C’è un tipo di cultura musicale che prevale nei suoi gusti o a cui si riferisce di più nelle sue composizioni?

Io sarei un melomane, amo la melodia, l’armonia, in viaggio ascolto molta Ecm, Ralph Towner per esempio, oppure gli Oregon, non si direbbe, vero? (Nelle opere di Økapi è arduo rintracciare un motivo, tantomeno romantico, nel caleidoscopio di suoni, ndr). Questo al di fuori di un discorso impegnativo sull’estetica, ovviamente. Per fare la mia musica uso tutto e mi piace tutto e mi identifico con tutto: punk, musica classica e contemporanea «dotta», freejazz, pop. Mi importa molto il coinvolgimento del corpo e l’accoglienza del corpo.

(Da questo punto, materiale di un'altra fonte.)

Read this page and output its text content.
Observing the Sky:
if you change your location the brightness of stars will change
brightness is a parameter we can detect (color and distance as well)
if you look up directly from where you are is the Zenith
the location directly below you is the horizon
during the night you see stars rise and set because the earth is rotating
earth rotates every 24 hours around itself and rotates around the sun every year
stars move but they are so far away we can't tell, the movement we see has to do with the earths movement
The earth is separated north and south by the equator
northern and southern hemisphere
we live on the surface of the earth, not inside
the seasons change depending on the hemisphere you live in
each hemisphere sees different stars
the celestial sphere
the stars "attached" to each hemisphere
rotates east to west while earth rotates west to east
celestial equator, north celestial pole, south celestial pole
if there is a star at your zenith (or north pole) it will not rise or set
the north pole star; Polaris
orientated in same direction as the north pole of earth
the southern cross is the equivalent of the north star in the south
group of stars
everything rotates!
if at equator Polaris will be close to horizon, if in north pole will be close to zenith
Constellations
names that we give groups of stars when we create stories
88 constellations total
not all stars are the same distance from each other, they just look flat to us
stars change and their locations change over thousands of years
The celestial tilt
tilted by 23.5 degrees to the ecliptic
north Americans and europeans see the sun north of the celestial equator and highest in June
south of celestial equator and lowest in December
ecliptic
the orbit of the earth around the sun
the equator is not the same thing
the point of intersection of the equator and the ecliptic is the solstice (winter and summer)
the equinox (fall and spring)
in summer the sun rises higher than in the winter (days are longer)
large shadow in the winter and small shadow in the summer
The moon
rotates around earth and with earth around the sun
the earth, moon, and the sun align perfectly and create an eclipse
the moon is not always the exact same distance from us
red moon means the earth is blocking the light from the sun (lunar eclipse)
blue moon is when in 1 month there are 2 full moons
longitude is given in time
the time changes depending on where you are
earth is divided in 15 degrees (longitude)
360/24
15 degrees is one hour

L’ultima sua opera pubblicata in disco è Otis (Folderol, 2020, ndr), una sorta di filosofia sonora degli ascensori. Perché sono così importanti?

È la questione della verticalità. Io sono ossessionato dal tempo che passa. Coltivo l’idea di fermare il tempo. Il tempo che passa è orizzontale. Queste scatolette che ti trasportano dal basso in alto e viceversa fermano il tempo, secondo me, è come se lo fermassero.

Nei suoi lavori c’è più improvvisazione o più scrittura?

Improvviso quando suono in pubblico con altri. Scrittura zero. Di note o di segni. Nasco come dj, mantengo un qualcosa di fisico nel mettere assieme un brano. Ho innumerevoli cartelle con dentro innumerevoli campioni di musica, da Messiaen, a cui ho dedicato un album (Pardonne-moi, Olivier!, Off Label, 2016, ndr), a Ray Conniff, da Lester Bowie a John Adams. Non ho mai prodotto un suono fatto da me, ho la fortuna di avere tanti amici che mi offrono così tanti suoni.

Insomma, lei ha la vocazione al furto.

Negli ultimi tempi sono sempre meno plagialista e sempre più compositore. Parlo di metodo. Nel risultato io compositore lo sono sempre stato.